Time-optimal persistent homology representatives for univariate time series

TL;DR

This paper introduces a new method for computing time-optimal persistent homology representatives for time-varying data, improving interpretability and applicability in fields like climate modeling.

Contribution

The paper proposes a novel concept of time-optimal PH representatives tailored for time series, addressing computational challenges and enhancing interpretability.

Findings

Time-optimal PH representatives better capture temporal features.

Method outperforms length-optimal representatives in synthetic and climate data.

Provides practical algorithms for time-varying data analysis.

Abstract

Persistent homology (PH) is one of the main methods used in Topological Data Analysis. An active area of research in the field is the study of appropriate notions of PH representatives, which allow to interpret the meaning of the information provided by PH, making it an important problem in the application of PH, and in the study of its interpretability. Computing optimal PH representatives is a problem that is known to be NP-hard, and one is therefore interested in developing context-specific optimality notions that are computable in practice.

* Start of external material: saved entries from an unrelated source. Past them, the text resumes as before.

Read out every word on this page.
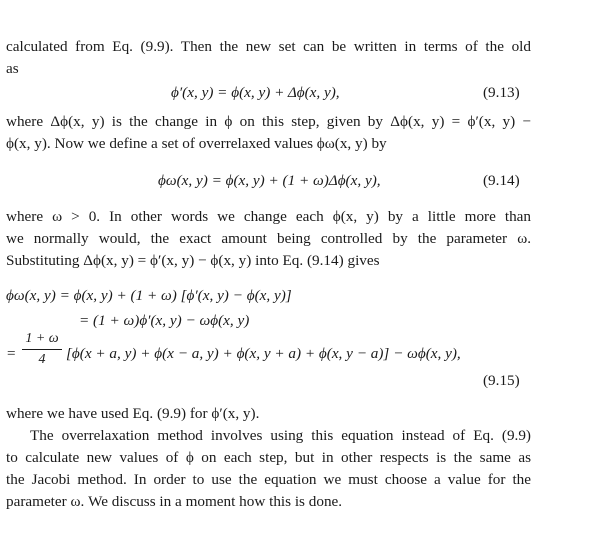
calculated from Eq. (9.9). Then the new set can be written in terms of the old
as
ϕ′(x, y) = ϕ(x, y) + Δϕ(x, y),	(9.13)
where Δϕ(x, y) is the change in ϕ on this step, given by Δϕ(x, y) = ϕ′(x, y) −
ϕ(x, y). Now we define a set of overrelaxed values ϕω(x, y) by
ϕω(x, y) = ϕ(x, y) + (1 + ω)Δϕ(x, y),	(9.14)
where ω > 0. In other words we change each ϕ(x, y) by a little more than
we normally would, the exact amount being controlled by the parameter ω.
Substituting Δϕ(x, y) = ϕ′(x, y) − ϕ(x, y) into Eq. (9.14) gives
ϕω(x, y) = ϕ(x, y) + (1 + ω) [ϕ′(x, y) − ϕ(x, y)]
= (1 + ω)ϕ′(x, y) − ωϕ(x, y)
=
1 + ω
4	[ϕ(x + a, y) + ϕ(x − a, y) + ϕ(x, y + a) + ϕ(x, y − a)] − ωϕ(x, y),
(9.15)
where we have used Eq. (9.9) for ϕ′(x, y).
The overrelaxation method involves using this equation instead of Eq. (9.9)
to calculate new values of ϕ on each step, but in other respects is the same as
the Jacobi method. In order to use the equation we must choose a value for the
parameter ω. We discuss in a moment how this is done.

Here we introduce time-optimal PH representatives for time-varying data, allowing one to extract representatives that are close in time in an appropriate sense. We illustrate our methods on quasi-periodic synthetic time series, as well as time series arising from climate models, and we show that our methods provide optimal PH representatives that are better suited for these types of problems than existing optimality notions, such as length-optimal PH representatives.